The history of hair transplant procedures’ latest technique, the follicular unit excision (FUE), has been sixty years in the making. 

Spawned from such countries as Japan, the United States, and Australia, the history of hair transplant latest technique is rife with ingenuity, discovery, and much rediscovery.

From the Land of the Rising Sun

In the 1930s, Japanese dermatologist Dr Shojui Okuda dedicated much of his time to look for ways to restore the hair of burn victims. He experimented with transplanting hair from everywhere in the body into the burned scalps. 

Out of all his experiments, he ended up finding the best result using a “punch” technique. By using a scalp with a 2.5 mm diameter, he could extract patches of hair to implant in the desired area. 

The patches will take and start growing as if it was in its original site. Dr Okuda wrote and published the “Okuda Papers” based on his experiments in 1939. Okuda noted that the best results came from using scalpels of 1 mm or less, but this required much skill.

Dr Hajime Tamura picked Dr Okuda’s research years later. Unlike Dr Okuda, Dr Tamura did experiment with hair transplants for balding men and used 1 mm scalpels.

He also added an extra step. By dissecting and trimming the graft to improve its looks, he pioneered the FUE hair transplant technique. He published his own papers in 1943, but the events of World War II prevented it from reaching out of Japan.

The “Hair Plug” Era

It was not until much later in New York City during the year 1952 that Dr Norman Orentreich entered the scene.

He successfully performed the procedure that year and published his detailed paper about it in 1959. Dr Orentreich coined the term “donor dominance.” 

It defines the ability of the hair grafts to retain the growth patterns of the zone where it came from. This, in order to take that hair from the back of the scalp, was actually thinning-resistant even when grafted on the receiving site.

However, Dr Orentreich used a 4 mm scalpel, making the grafts too big, which gave an odd look. People called them “hair plugs” and said that it closely resembled the synthetic hair on a doll’s head, not a good look. Due to its appearance, hair plugs maligned and tarnished the hair transplant procedure for decades to come. They were better left forgotten This, unfortunately, was how hair transplants were for much of the ’60s and ’70s

Mini and Micro Grafts and Strip Surgery

It was not until 1984 that the surgeons began experimenting with smaller grafts again. They did this by extracting a strip of donor tissue and later dissecting it, creating small minigrafts and even smaller micrografts. 

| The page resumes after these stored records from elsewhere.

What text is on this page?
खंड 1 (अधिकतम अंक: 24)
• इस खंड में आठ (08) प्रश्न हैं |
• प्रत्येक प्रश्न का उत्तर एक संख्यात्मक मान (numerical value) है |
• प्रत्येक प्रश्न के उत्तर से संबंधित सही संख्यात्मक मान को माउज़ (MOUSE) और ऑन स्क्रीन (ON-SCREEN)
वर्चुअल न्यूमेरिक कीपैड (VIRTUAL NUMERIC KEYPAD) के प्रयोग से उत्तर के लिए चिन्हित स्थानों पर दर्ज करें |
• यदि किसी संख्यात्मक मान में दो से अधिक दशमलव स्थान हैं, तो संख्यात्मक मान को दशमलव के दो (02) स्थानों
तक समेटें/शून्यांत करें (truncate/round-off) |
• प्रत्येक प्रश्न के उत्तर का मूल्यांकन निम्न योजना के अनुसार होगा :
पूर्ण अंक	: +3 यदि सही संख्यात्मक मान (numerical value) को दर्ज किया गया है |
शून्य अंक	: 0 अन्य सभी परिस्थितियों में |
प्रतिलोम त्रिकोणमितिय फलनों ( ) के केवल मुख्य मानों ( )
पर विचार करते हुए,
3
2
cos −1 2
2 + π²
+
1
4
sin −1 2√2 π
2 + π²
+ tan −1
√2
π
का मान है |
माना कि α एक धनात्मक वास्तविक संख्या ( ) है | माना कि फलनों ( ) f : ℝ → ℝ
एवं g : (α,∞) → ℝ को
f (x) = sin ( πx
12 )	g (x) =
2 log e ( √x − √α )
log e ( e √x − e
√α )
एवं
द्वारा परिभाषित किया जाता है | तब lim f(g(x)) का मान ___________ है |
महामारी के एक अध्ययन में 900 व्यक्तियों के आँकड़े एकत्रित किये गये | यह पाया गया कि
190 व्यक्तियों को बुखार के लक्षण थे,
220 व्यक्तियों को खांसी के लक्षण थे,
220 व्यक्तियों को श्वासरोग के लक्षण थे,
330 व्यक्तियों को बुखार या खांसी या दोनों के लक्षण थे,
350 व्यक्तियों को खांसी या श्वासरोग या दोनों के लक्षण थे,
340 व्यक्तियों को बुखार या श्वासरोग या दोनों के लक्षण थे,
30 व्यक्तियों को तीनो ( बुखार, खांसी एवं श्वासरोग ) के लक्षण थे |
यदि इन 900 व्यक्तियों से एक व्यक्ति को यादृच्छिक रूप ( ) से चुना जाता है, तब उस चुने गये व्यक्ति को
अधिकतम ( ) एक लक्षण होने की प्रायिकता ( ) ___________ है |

Minigrafts would go into the crown area while micrografts will go into the hairline, masking the minigrafts. The results were an improvement over hair plugs.

Ten years later, in 1994, Dr William Rassman and Dr Robert Bernstein came up with the follicular unit transplant (FUT), often called “strip surgery.” In it, they took a strip of hair from the back of the patient’s scalp. The strip is then harvested for follicular units to graft into the receiving site. The results were much more natural-looking, but it left a noticeably long, straight scar in the donor area. Thus, FUT is no longer commonly used.

Follicular Unit Excision

Also, in 1994, an Australian doctor by the name of Dr Ray Woods began performing hair transplant using a 1 mm scalpel directly into the donor site. 

This was a rediscovery of exactly what Dr Okuda wrote about in 1939, and Dr Tamura performed years later, which would later be called FUE. With the help of influential hair loss author Spencer Kronen, Dr Woods drew attention to the idea of making microincisions.

Some surgeons heard his call. Americans Dr Feller and Dr Jones started practising their own styles of FUE since Dr Woods was secretive of his technique. Both of them drew the attention of the inventors of strip surgery, Dr Rassman and Dr Bernstein, who soon published a paper about it. Their endorsement brought FUE to the limelight, where it has stayed to this day.

Manufacturers raced in developing new tools for the job, creating the SAFE system and many others. Robotic surgical tools are also available, successfully deployed, and continue refinement to this day. The future of FUE looks very bright indeed.

But let us not forget that the history of hair transplant began with Dr Okuda and Dr Tamura back in the 1930s and 1940s. Only later did Dr Woods rediscover it in 1994.